WELL OF COURSE WE NEED FIGHTER JETS MORE THAN WE NEED EDUCATION DUH

But it is just quickly worth noting that Labor decided to oppose a few budget cuts they themselves proposed, because the money saved didn’t go where they wanted it to. Hypocrisy all round. Okay enough money-chat, it’s bad manners, dontcha know?

The happiest news was undoubtedly that Australia’s inaugural cat cafe opened in Melbourne, hygiene be damned. Also, they sell “Crazy Cat Lady Action Figures” if you’re looking for the perfect Mothers’ Day / Anniversary gift.

 

JUNE

As alluded to earlier, the High Court handed down the decision to block the funding for the Chaplaincy Program on the grounds that they fall outside of the government’s power under the Constitution. Or:  since we are meant to be a secular country, you can’t just fund religious organisations under the guise of education.

Big Day Out also got cancelled. Outspoken festival promoter AJ Maddah (also responsible for Soundwave) has alluded to BDO 2016 so don’t fret,  the loose-fitting #Straya flag singlet industry won’t die just yet.

 

JULY

The carbon tax was axed on July 17, making Australia the first country in the world to repeal climate change legislation. “This is great news for Australian families and for our nation’s small businesses,” was the official Coalition statement.

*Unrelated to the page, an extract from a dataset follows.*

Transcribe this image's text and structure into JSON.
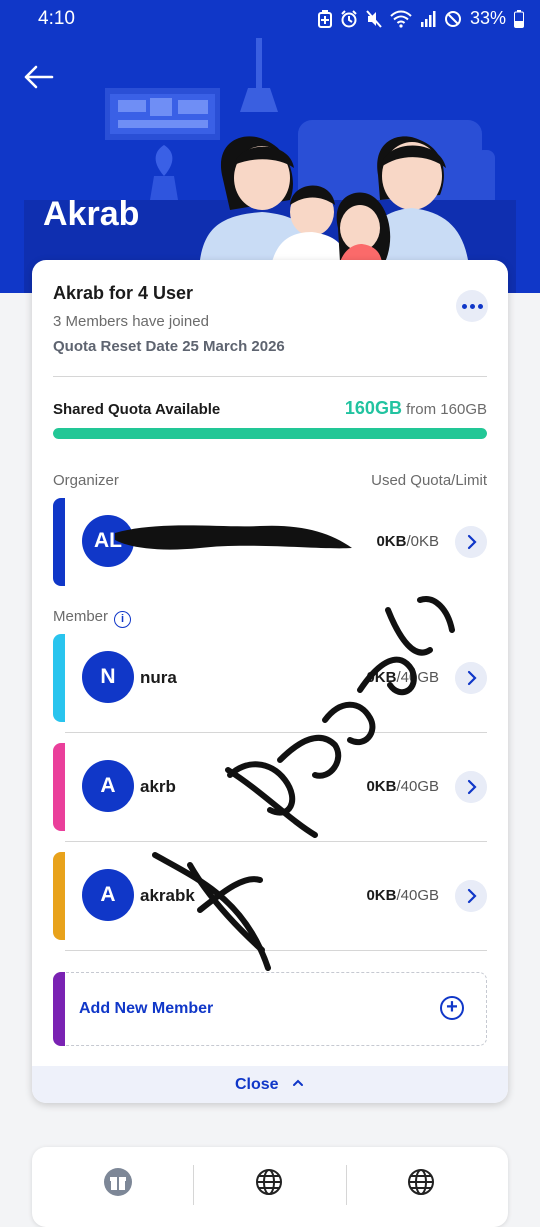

Ian Thorpe was also interviewed by Parkinson, marking a rarely confessional and extraordinary moment.

 

AUGUST

The #teamaustralia mantra was rolled out. It was a confusing move: on one hand, s18C of the Racial Discrimination Act was not repealed. On the other they also tightened Counter-Terrorism laws and proposed Data Retention laws (guys, just chill, aye, it’s just like we’re looking over all your envelopes. Your electronic envelopes that track your location, the time you got the envelope and maybe I’m not actually sure but maybe also the history of every envelope you have ever looked at).

We’ll just leave this here.

The first woman to win the Nobel Prize for Maths (the Fields Medal), Maryam Mirzakhani, accepted the award with the sentiment: “I will be happy if it encourages young female scientists.” You heard her, nerds. Get… experimenting.

The sad news of Robin Williams’ passing was deeply affecting, and a sage reminder that those grappling with mental health issues need community support, and to feel safe about reaching out.

 

SEPTEMBER

Scott Morrison announced the winding down of Manus Island detention centre. While not exactly a triumph, with the Government entertaining options such as Cambodia to replace PNG, it does seem to show that offshore processing in a third country is deeply problematic, and that Australians don’t condone acts of violence or cruel conditions.

Emma Watson made an address to the UN about the He For She campaign. She said, “If we stop defining each other by what we are not and start defining ourselves by what we are — we can all be freer”, and extended a formal invitation for men to identify themselves as feminists. As far as we are concerned, that is all there is to say about it – and it’s something that needed to be said.

So that pretty much covers everything. All of 2014. All wrapped up. Oh wait, what about Clive Palmer? Okay: Clive Palmer.

There, now we’re really done. What a year it’s been.